A la différence du peuplement hollandais et allemand, surtout composée de paysans sans terre ou de mercenaires que la fin de la Guerre de 30 ans (1618-1648) avait privés d’emploi, les huguenots, qui avaient fui leur pays pour cause de persécution religieuse, appartenaient pour la plupart à la moyenne bourgeoisie. Un quart d’entre eux, portait un nom à particule.

Des terres à défricher et à cultiver

Pour quelles raisons la Compagnie des Indes orientales fit-elle appel aux huguenots ? D’abord pour venir en aide à des coreligionnaires dans le besoin, ce qui correspondait aux préceptes religieux de la compagnie.
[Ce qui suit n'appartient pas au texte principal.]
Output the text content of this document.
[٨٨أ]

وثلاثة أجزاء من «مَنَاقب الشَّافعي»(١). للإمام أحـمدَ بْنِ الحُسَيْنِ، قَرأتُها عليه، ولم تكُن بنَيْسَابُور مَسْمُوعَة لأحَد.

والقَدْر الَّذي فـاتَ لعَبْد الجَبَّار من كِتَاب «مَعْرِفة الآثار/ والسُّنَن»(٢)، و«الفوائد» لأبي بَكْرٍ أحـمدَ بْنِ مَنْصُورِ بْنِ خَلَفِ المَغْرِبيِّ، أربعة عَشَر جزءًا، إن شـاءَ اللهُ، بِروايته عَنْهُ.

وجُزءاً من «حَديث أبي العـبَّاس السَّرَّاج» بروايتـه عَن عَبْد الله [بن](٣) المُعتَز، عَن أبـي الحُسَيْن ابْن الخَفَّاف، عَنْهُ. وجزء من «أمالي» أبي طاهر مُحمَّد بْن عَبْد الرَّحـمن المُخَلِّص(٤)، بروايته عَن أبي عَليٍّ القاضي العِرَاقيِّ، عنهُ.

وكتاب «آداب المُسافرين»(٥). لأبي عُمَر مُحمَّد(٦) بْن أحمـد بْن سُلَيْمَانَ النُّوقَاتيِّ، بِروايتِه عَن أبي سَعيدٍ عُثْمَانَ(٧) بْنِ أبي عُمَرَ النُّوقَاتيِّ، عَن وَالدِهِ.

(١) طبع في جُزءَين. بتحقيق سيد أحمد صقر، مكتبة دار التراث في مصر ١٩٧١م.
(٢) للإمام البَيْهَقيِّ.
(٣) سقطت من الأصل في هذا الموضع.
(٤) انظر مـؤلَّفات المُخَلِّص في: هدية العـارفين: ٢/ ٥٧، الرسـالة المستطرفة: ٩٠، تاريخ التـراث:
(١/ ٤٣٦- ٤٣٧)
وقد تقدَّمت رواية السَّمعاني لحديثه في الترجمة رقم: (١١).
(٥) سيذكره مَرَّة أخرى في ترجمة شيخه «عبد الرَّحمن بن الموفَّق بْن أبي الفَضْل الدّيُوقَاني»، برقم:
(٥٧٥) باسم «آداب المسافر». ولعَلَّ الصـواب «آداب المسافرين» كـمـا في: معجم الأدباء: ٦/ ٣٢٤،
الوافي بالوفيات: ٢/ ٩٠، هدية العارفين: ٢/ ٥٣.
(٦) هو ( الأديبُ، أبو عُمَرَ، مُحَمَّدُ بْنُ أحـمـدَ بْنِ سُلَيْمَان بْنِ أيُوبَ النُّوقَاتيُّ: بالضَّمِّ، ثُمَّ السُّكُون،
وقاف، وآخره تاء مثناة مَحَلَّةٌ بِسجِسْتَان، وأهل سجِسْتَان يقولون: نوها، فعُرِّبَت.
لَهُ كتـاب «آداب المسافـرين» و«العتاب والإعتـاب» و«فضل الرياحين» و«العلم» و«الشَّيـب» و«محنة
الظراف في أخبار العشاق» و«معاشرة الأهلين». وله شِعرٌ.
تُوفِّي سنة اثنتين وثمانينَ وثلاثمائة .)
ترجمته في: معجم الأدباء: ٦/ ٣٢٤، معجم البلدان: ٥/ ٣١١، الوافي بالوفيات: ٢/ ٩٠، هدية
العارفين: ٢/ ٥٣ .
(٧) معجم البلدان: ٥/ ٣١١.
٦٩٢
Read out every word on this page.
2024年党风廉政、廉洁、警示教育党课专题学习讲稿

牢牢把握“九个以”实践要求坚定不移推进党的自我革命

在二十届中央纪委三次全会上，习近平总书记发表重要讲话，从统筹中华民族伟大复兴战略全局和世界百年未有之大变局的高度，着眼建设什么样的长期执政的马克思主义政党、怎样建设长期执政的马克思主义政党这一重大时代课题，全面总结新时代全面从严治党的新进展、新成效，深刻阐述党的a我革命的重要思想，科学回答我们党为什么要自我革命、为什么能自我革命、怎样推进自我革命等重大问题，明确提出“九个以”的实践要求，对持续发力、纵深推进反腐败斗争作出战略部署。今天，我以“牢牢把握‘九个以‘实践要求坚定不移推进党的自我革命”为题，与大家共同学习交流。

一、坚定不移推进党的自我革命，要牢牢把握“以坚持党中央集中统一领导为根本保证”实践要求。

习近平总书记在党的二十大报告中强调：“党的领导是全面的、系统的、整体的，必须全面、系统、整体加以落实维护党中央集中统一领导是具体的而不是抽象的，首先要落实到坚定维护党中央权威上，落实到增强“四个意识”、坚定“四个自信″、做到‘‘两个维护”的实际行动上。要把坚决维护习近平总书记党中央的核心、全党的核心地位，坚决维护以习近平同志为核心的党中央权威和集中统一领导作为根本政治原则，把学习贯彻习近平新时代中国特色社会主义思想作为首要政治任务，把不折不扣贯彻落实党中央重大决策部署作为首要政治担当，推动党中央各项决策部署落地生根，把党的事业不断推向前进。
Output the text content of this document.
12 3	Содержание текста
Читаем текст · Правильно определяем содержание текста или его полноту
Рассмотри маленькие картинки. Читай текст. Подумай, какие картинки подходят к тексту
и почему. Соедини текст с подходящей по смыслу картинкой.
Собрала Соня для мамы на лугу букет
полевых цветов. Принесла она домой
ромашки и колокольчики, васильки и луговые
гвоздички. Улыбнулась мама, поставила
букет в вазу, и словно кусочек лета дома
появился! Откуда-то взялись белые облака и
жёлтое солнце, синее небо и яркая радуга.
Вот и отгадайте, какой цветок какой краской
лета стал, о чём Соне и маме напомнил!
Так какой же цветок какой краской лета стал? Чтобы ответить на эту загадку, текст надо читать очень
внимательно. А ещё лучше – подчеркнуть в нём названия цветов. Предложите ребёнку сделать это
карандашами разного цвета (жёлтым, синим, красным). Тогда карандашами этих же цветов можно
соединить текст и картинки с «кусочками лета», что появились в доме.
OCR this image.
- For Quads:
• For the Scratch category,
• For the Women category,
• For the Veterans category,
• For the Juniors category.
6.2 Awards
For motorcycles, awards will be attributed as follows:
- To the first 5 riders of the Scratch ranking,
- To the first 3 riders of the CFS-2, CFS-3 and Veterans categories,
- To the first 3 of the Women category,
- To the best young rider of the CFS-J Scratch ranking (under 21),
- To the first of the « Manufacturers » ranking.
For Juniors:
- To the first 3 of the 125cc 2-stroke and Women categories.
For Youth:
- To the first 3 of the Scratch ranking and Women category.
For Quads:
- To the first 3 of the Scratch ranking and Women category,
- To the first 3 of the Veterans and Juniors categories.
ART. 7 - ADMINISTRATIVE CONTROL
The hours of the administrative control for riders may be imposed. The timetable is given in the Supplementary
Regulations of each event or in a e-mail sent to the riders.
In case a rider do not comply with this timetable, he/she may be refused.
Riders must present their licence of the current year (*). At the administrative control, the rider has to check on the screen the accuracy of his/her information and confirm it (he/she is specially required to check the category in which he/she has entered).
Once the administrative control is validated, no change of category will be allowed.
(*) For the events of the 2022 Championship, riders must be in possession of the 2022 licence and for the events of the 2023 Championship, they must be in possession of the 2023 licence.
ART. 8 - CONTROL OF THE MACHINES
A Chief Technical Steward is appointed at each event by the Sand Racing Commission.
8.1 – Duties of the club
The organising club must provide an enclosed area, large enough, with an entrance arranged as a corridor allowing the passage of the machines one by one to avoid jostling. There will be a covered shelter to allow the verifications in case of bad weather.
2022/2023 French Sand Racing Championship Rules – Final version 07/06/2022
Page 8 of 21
La deuxième était évidemment plus intéressée : il était devenu indispensable de développer l’agriculture pour ravitailler les navires, et surtout lancer la culture de la vigne, dont les premières tentatives avaient échoué.

Le vin, qui se conservait mieux que l’eau, était une denrée précieuse pour les voyages maritimes. Pour le recrutement de volontaires pour partir pour la lointaine colonie, des compétences en la matière étaient un fort atout. Un grand nombre de ces huguenots étaient originaires du Languedoc, du Saintonge ou de Provence, régions où la viticulture constituait une longue tradition.

"Les conditions d’embarquement définies par la Compagnie étaient sévères : aucun bagage n’était autorisé ; le voyage était gratuit, à condition d’obéir aux règles, dont l’obligation de rester au Cap au moins cinq ans, délai au bout duquel le retour était permis mais payant. Les huguenots avaient la promesse de recevoir en arrivant autant de terres qu’ils pourraient en cultiver, en pratique, ils reçurent (...) de 15 à 30 hectares - ainsi que les outils et les semences nécessaires", écrit Tristan d'Albis pour le site du Musée du Mémorial huguenot de Franschhoek (le "coin des Français"). "Ceux-ci furent installés à une soixantaine de kilomètres au nord-est du Cap entre Paarl et ce qui devait devenir Franschhoek (...). La terre était fertile, mais très sauvage et il fallait 3 ans au moins pour la défricher. En outre, les promesses d’aide en matériels furent loin d’être toutes tenues."

Se fondre dans la culture Boer 

Ce que la Compagnie avait en tête, c’était de voir les huguenots s’assimiler et devenir de "bons paysans hollandais", alors que les Français tenaient à conserver leur langue et leurs traditions. "Tant que le pasteur Pierre Simon, venu avec ses ouailles, fut présent, la cohésion entre huguenots fut maintenue. Mais, après son départ, la Compagnie interdit bientôt aux nouveaux arrivants d’avoir des pasteurs et des instituteurs français. Le résultat fut – fait unique dans l’émigration française – qu’en moins de deux générations, vers 1730, la langue française avait disparu", écrit Tristan d'Albis. Ce qui n’a pas empêché cette minorité de devenir, par la suite, très influente dans le pays.